Para su aplicación, se tienen en cuenta los siguientes elementos: • Los procesos en los que aún no se hubiera definido la situación jurídica establecida en el artículo 100 de la Ley 1098 de 2006, deberán ser fallados conforme a la legislación vigente al momento de su apertura; es decir, situaciones nacidas al amparo de la ley antigua continuarán rigiéndose por ella y no por la ley nueva. • En los procesos en curso para el 9 de enero de 2018 «que se encuentran con declaratoria en situación de vulneración de derechos», se aplicará la Ley 1878 de 2018, en lo relativo al «seguimiento de las medidas».

En el marco legal descrito, la Sala procede a analizar su competencia y fundamentar la decisión sobre el presunto conflicto de competencias administrativas cuya solución le ha sido demandada. f. La competencia de la Sala en el caso concreto El 11 de septiembre de 2017 se presentó a la Defensoría de Familia del Centro Zonal Nororiental de la Regional Antioquia solicitud anónima de restablecimiento de derechos en favor de la niña V.A.T. El proceso administrativo de restablecimiento de derechos en favor de la niña V.A.T. se abrió mediante Auto del 7 de noviembre de 2017 de la Defensoría de Familia del Centro Zonal Nororiental en el que se adoptó como medida provisional de protección la colocación en hogar sustituto.

Mediante Resolución n.° 011 del 6 de marzo de 2018, la Defensoría de Familia resolvió declarar en situación de vulneración de derechos a la niña V.A.T. y confirmó la medida de restablecimiento, en cuanto a la permanencia en modalidad internado. Teniendo en cuenta que para el caso en particular de la niña V.A.T. se declaró en situación de vulneración de derechos, la Sala encuentra que, la norma aplicable para la fase de seguimiento es la establecida en la regla especial de tránsito del artículo 13 de la Ley 1878 de 2018 analizada.

Sin embargo, la fase previa al seguimiento debe regirse por lo dispuesto en la Ley 1098 de 2006. El presente asunto se refiere a la autoridad competente para resolver de fondo la situación jurídica de la niña V.A.T., que se encuentra en fase de seguimiento y decidir sobre la posible nulidad procesal que se presentó en el Proceso de Restablecimiento de Derechos de la niña. Así las cosas, como la Ley 1878 de 2018 no se refirió a eventuales conflictos de competencia administrativas en fase de seguimiento, la Sala tiene competencia para dirimir el presente conflicto, de acuerdo con el artículo 39 de la Ley 1437 de 2011., la Sala tiene la competencia para dirimir este conflicto de acuerdo con el artículo 39 de la Ley 1437 de 2011.

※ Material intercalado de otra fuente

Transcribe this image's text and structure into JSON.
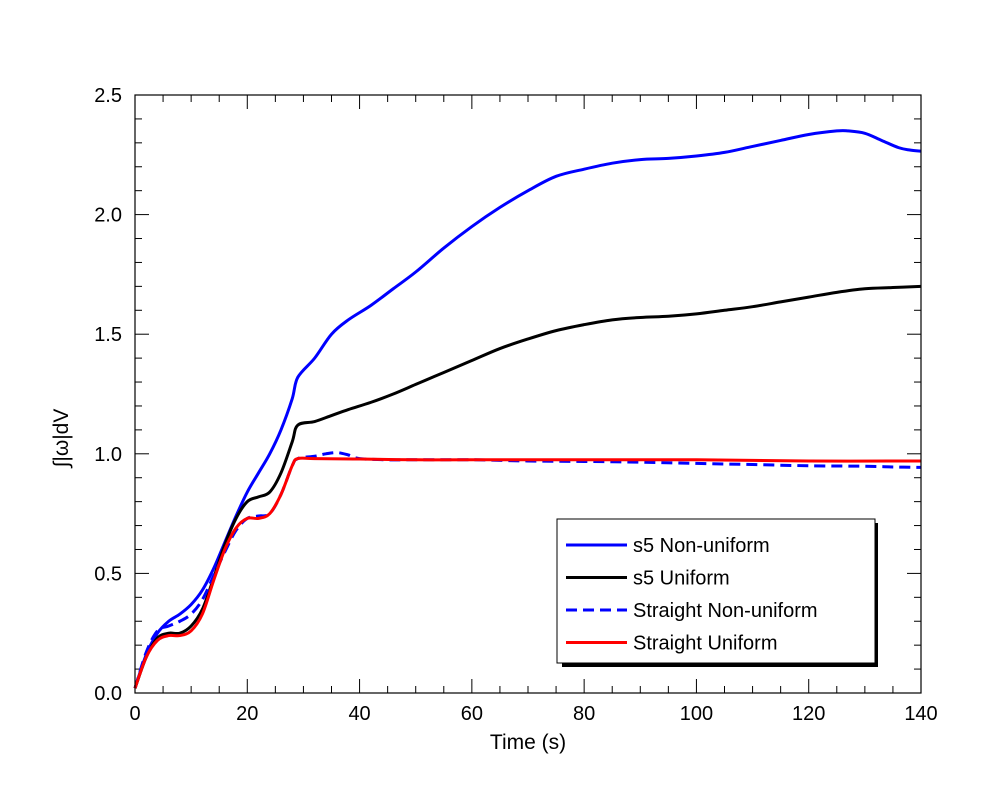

Sobre los requisitos definidos por el artículo 39 de la Ley 1437 de 2011 (CPACA), se tiene: Como se evidencia en los antecedentes, el presente conflicto de competencias fue planteado por el Instituto Colombiano del Bienestar Familiar (ICBF), a través de la Defensoría de Familia del Centro Zonal Suroriental (Regional Antioquia) y el Juzgado Cuarto de Famila en Oralidad de Medellín, autoridad pública, territorialmente desconcentrada[34], integrante de la jurisdicción ordinaria de la Rama Judicial del Poder Público conforme con lo establecido en la Ley 270 de 1996, Estatutaria de la Administración de Justicia[35] Ambas autoridades negaron tener competencia para conocer del asunto de la referencia. El asunto discutido es particular y concreto y de naturaleza administrativa porque corresponde a la competencia para proferir una decisión de fondo sobre la situación jurídica de la niña, así como la autoridad competente para pronunciarse sobre la presunta nulidad procesal que se presentó en el trámite del PARD.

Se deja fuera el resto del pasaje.